At the same time, Dagestan is experiencing an aggravated sectarian situation, with clashes between Sufi and Salafi followers becoming more frequent. Two clergymen have been killed this year (http://mahachkala.russiaregionpress.ru/archives/1524). None of these cases have been solved. Moreover, some Dagestani journalists view these murders as a demonstration of a likely standoff between the Sufi adherents and their opponents (http://www.islam.ru/content/analitics/1779). This confrontation spills over into large-scale street fights, as happened on June 18 in the village of Komsomol in Dagestan’s Kizilyurt district. The Salafi community opposed the construction of a new mosque in the village, considering its imam to be the supporter of the officially supported Spiritual Board of Muslims of Dagestan (www.regnum.ru/news/kavkaz/1416918.html#ixzz1PnNqGyJ9).

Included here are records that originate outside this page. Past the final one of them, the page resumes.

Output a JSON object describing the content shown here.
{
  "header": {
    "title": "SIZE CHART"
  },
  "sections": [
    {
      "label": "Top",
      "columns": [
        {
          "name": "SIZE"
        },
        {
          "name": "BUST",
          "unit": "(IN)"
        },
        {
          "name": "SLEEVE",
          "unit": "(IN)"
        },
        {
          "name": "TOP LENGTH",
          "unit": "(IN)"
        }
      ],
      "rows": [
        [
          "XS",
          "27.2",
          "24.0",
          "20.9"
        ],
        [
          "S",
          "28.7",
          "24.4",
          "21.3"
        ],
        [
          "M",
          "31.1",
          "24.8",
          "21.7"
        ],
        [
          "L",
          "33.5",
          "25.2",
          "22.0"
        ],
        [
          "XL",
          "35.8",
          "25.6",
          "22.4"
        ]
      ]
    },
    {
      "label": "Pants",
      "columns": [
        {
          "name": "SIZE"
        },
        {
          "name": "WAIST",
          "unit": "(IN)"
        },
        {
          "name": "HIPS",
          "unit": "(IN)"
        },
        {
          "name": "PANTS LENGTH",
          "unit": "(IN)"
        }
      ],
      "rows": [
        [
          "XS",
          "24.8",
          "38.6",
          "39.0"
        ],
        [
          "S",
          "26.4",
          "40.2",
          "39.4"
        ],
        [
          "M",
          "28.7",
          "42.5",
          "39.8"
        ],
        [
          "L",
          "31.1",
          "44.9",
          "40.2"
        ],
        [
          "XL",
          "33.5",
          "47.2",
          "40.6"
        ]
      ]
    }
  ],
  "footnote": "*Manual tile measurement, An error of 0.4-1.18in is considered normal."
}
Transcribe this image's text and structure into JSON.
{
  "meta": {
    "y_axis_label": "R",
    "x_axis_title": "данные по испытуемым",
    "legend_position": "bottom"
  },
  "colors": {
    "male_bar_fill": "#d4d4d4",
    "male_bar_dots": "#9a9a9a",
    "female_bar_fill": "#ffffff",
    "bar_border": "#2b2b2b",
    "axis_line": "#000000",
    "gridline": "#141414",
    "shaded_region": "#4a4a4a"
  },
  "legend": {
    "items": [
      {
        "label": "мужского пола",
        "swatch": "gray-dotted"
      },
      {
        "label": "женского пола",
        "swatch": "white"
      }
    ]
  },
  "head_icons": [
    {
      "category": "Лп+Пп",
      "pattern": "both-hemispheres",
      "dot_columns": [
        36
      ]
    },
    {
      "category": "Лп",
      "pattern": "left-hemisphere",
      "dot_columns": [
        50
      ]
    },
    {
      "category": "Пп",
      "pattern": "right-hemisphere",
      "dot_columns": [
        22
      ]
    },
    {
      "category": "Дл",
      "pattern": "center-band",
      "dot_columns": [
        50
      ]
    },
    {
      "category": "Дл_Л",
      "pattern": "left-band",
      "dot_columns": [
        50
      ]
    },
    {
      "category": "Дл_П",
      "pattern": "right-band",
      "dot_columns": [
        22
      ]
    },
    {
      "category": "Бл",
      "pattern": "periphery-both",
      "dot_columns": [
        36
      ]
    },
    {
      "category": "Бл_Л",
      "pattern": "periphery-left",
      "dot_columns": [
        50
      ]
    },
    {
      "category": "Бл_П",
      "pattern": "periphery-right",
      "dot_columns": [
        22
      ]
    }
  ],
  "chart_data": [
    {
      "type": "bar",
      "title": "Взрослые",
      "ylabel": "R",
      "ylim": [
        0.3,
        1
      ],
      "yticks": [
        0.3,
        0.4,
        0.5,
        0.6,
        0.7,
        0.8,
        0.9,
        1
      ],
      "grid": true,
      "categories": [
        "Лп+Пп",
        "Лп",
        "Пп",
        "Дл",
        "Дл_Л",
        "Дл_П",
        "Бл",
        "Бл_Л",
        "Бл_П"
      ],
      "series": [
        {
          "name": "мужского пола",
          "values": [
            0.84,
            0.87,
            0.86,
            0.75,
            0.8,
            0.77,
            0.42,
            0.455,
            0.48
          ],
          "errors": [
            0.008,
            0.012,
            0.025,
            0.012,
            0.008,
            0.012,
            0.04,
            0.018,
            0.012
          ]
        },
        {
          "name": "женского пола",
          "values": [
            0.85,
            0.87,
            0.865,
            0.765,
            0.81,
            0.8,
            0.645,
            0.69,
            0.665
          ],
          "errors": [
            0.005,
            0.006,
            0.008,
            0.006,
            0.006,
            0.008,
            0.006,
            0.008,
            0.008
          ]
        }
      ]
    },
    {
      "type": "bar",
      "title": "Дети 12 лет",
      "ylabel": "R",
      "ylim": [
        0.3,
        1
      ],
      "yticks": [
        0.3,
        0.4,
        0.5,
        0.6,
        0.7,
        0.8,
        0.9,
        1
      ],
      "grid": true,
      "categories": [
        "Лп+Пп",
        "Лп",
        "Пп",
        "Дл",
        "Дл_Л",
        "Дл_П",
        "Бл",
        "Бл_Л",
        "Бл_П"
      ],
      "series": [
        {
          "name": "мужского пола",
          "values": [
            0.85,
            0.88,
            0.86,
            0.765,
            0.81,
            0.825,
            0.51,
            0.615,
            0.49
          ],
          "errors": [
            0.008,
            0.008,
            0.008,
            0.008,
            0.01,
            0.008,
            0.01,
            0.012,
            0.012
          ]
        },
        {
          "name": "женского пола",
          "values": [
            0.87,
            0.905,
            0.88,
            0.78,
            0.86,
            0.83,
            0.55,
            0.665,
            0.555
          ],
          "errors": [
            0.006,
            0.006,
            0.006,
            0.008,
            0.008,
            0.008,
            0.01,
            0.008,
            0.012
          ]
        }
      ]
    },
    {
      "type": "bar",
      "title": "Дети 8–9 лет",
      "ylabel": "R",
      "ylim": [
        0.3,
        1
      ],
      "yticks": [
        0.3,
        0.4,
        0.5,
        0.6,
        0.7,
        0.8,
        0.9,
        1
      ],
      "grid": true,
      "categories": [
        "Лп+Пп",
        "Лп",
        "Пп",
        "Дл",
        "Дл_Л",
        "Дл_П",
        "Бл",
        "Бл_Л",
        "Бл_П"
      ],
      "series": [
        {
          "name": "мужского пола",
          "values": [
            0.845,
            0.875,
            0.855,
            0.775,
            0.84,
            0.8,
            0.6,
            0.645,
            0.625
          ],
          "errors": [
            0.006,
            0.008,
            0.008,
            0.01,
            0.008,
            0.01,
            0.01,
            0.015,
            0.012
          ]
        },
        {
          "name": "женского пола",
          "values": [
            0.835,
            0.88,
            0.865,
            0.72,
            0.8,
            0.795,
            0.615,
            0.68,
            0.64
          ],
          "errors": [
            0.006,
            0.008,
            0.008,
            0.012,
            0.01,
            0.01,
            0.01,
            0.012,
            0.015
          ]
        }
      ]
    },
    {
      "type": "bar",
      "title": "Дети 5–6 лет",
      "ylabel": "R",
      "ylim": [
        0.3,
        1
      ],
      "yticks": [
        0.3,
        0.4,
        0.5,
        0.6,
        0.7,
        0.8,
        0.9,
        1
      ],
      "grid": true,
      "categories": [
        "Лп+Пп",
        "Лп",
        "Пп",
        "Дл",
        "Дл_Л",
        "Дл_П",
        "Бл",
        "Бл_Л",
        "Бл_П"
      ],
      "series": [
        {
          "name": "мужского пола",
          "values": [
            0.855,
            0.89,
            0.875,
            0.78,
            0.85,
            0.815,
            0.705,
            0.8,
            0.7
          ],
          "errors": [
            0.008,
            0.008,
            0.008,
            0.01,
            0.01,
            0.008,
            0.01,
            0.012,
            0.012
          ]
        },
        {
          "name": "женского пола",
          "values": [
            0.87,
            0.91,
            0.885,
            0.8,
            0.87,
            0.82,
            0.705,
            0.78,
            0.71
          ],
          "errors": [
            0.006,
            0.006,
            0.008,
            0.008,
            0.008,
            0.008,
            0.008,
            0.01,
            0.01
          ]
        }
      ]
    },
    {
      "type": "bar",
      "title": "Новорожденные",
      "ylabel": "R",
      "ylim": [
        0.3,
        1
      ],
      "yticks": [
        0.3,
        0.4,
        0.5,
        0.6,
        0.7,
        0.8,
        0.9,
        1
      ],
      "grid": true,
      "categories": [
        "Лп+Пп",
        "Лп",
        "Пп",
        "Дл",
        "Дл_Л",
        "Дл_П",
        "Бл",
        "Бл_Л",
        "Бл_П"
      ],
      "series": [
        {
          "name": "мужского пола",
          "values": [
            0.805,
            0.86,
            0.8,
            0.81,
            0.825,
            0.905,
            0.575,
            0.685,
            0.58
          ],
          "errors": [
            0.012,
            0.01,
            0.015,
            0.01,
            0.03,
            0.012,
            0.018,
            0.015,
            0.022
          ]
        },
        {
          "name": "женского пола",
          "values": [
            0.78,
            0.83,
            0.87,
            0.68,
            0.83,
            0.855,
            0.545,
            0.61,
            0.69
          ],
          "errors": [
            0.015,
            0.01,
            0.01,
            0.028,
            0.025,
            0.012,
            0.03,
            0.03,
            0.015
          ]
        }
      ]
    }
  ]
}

Such developments make the call for the repeal of the Law on Wahhabism (which was adopted following the incursion of radical Islamic groups under the leadership of Bagaudin Kebedov into Dagestan’s Botlikh district in August 1999) a very relevant issue (www.rosbalt.ru/main/2011/06/17/860064.html). This is because the law allows the detention of people who do not agree with the official views of the Spiritual Board of Muslims of Dagestan. This, of course, cannot but raise concerns for those who do not share the views of the Spiritual Board, which is backed by the authorities.
Therefore, the regional management reshuffle within the Russian interior ministry will have no impact on the situation in the North Caucasus in the near future amid the deepening crisis in Dagestan and the unclear status of the militants in Ingushetia.